There are so many organizations involved in this technology and each-one have its own features and limitations. But in this post, I am just going to discuss about the Overview of RED HAT Virtualization technology.

Red Hat Enterprise Virtualization platform consists of one or more Hosts and at least one Manager. The virtual machines are hosted on the hosts. To understand this technology you should be familiar with some components of virtualization.

Red Hat Enterprise Virtualization Manager (RHEV-M)

The Red Hat Enterprise Virtualization Manager acts as a centralized management system that allows system administrators to view and manage virtual machines and images. It’s a tool that runs on RHEL6 O.S.

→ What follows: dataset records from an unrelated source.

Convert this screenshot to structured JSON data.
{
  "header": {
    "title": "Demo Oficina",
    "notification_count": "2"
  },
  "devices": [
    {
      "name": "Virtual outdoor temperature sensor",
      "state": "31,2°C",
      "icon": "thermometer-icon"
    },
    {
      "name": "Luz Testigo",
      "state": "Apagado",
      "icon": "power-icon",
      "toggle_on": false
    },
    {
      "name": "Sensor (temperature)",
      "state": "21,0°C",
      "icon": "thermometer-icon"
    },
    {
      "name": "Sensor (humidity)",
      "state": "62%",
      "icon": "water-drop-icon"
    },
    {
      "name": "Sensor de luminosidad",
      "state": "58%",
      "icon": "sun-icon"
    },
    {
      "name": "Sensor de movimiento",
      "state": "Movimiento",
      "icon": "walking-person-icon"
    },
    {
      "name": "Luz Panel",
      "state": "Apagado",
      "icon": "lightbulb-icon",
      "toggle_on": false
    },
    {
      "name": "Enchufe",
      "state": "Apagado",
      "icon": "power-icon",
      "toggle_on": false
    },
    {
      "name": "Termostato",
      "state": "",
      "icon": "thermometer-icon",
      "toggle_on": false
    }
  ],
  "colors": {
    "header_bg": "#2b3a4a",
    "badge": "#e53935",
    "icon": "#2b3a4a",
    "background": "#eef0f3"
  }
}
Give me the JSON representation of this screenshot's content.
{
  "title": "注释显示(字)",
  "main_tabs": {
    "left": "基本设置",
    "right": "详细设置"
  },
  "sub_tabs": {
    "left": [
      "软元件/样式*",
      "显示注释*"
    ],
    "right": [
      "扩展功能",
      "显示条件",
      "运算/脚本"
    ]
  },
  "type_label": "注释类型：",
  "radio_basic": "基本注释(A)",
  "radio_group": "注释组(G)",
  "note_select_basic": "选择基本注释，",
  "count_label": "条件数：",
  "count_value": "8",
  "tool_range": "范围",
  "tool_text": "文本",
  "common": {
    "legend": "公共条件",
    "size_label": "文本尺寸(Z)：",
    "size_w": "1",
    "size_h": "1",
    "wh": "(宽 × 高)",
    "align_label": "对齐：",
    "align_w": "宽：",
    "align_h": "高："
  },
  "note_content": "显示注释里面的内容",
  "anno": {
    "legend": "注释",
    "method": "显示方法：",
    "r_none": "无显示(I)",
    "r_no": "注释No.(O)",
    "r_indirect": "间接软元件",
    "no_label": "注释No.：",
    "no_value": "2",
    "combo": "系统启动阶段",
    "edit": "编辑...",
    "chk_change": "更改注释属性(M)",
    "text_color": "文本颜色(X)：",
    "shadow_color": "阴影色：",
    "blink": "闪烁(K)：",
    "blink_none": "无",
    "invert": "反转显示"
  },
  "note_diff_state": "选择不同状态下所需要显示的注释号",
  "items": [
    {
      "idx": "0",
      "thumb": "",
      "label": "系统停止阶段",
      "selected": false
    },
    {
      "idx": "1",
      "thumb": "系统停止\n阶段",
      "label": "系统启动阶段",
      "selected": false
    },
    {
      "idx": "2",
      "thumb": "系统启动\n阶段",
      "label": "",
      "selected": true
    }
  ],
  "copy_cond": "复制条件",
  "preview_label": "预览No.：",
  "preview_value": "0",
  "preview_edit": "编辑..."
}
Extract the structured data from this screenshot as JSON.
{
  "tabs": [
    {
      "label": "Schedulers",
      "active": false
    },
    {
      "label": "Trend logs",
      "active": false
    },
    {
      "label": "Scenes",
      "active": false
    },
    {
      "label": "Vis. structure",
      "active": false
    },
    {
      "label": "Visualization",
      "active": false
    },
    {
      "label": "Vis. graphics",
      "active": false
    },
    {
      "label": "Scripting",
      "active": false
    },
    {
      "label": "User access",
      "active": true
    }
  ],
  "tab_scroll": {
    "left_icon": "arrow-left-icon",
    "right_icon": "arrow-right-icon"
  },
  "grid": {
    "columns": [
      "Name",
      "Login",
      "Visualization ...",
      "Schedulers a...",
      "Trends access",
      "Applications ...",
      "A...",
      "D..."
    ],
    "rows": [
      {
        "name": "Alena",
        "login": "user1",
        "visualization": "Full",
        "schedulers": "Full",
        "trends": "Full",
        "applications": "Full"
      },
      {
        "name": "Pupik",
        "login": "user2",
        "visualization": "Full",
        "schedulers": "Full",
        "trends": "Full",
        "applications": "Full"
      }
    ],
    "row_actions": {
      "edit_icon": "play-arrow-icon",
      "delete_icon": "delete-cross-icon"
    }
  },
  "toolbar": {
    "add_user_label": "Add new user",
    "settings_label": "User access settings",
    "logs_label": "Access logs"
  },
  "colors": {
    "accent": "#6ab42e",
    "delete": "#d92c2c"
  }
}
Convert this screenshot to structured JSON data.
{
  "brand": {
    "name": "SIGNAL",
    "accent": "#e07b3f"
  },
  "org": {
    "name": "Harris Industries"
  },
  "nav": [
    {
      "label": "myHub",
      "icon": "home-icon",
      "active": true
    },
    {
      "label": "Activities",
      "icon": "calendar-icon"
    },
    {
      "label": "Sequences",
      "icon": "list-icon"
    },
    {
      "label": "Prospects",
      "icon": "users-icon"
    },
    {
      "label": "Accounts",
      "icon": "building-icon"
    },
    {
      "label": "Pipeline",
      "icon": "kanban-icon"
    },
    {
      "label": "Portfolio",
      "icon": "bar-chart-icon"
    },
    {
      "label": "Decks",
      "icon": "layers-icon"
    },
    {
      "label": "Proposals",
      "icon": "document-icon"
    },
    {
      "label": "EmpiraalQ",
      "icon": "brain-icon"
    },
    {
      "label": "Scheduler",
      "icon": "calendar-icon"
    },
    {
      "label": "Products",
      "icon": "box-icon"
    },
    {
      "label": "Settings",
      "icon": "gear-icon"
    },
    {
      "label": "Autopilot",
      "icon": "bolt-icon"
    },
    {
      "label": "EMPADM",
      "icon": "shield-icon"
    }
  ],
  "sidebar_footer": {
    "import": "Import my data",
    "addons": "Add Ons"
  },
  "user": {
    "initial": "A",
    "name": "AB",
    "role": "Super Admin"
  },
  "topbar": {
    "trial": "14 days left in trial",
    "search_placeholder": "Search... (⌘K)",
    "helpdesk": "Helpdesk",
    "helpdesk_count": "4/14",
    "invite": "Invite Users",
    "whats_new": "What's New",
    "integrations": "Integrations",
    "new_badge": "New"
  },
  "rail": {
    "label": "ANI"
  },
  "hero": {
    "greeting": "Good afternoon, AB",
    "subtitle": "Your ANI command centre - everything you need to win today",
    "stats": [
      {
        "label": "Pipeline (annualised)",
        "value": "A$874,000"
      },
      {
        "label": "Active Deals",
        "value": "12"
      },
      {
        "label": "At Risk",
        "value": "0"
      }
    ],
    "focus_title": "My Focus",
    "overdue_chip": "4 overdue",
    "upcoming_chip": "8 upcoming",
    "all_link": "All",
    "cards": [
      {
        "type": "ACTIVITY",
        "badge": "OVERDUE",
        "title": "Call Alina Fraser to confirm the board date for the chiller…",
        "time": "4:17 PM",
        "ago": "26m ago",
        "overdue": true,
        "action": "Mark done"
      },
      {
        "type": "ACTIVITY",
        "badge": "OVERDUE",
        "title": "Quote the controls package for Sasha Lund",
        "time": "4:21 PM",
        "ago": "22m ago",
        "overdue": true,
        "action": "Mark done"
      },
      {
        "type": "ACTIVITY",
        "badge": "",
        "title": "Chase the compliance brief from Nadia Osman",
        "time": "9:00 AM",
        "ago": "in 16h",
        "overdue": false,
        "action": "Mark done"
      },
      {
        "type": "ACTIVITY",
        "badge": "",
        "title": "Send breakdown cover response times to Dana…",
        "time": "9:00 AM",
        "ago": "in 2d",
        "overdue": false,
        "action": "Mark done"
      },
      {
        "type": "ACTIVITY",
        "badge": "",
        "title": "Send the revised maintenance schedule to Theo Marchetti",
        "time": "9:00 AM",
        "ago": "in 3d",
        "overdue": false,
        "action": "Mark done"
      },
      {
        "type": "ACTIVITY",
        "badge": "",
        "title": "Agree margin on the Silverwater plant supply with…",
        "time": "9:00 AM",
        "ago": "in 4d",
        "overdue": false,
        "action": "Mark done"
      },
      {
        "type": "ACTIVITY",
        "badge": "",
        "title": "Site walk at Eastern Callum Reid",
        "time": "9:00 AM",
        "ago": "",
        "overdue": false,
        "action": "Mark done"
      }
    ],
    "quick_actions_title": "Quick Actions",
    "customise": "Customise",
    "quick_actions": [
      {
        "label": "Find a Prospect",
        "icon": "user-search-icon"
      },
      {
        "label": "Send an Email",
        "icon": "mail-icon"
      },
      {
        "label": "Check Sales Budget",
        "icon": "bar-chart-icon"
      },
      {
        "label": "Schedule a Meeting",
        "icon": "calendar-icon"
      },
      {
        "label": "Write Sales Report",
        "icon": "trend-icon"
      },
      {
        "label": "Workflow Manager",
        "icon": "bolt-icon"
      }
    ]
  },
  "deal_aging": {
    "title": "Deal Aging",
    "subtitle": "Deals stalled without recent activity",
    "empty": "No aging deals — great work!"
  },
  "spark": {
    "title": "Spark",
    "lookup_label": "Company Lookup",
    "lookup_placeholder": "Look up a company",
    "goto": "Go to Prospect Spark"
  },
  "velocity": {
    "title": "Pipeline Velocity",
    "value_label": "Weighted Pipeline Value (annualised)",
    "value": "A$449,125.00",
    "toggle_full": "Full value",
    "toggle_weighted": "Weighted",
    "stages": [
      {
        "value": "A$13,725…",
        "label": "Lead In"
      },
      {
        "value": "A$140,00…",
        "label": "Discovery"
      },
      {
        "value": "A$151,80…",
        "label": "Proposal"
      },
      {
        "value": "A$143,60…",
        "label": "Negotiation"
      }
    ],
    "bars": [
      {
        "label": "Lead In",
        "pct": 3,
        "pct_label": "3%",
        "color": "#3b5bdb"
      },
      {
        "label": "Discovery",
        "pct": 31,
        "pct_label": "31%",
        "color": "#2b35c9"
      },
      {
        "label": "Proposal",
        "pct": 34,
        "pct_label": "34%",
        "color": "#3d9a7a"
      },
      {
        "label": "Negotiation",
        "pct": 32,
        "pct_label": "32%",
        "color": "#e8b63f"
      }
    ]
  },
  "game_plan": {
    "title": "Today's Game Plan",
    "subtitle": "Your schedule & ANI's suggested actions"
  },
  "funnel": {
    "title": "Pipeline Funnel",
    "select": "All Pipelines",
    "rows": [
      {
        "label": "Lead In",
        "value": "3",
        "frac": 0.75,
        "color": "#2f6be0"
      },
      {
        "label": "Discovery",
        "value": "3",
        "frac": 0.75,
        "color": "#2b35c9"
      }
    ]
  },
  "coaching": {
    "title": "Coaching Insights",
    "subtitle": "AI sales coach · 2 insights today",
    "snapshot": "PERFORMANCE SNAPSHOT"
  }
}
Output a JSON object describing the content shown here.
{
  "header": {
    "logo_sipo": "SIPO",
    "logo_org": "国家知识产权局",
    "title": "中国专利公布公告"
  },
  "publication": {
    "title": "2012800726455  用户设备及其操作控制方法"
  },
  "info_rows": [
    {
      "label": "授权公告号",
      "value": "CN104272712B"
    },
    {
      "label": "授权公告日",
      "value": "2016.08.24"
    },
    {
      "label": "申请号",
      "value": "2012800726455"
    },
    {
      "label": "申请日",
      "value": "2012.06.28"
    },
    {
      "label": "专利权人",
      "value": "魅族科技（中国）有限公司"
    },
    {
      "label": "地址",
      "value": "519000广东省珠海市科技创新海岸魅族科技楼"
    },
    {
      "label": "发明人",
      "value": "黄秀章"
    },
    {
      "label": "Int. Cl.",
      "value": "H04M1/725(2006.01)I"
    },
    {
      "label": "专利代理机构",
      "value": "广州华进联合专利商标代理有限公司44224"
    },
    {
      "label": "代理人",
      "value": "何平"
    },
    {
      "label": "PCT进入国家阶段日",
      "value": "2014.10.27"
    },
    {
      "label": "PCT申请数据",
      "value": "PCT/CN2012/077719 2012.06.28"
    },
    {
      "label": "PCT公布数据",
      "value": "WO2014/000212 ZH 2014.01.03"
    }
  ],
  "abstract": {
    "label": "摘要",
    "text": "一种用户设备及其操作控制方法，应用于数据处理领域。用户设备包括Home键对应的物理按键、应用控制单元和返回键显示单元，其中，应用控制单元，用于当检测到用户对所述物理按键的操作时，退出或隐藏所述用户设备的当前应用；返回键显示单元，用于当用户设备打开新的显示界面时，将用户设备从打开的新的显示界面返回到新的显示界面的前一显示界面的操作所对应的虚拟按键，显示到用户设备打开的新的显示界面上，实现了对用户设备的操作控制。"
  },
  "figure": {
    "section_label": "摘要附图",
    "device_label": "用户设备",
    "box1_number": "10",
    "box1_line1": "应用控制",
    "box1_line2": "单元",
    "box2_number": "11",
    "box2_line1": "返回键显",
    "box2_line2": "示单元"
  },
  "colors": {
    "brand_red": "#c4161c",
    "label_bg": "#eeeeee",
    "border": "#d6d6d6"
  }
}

The manager provides a graphical user interface to administer the whole virtual environment infrastructure. The RHEV-M can be manage through Administration Portal, User Portal, and an Application Programming  Interface (API).

  1. The Administration Portal is used to perform setup, configuration, and management of the Red Hat Enterprise Virtualization environment.
  2. The User Portal is used to start, stop, reboot, and connect to virtual machines but you can not perform all tasks like as admin portal.
  3. The REST API provides and interface for automation of tasks.

Red Hat Enterprise Virtualization Hypervisor (RHEV-H)

RHEV-Hypervisor is a fully featured virtualization platform for quick, easy deployment and management of  virtualized guests.

Red Hat Enterprise Linux Host(s)

The Red Hat Enterprise Virtualization Manager also supports the use of systems running RHEL6 AMD64/Intel64  versions as virtualization hosts (Means KVM as a Hypervisor).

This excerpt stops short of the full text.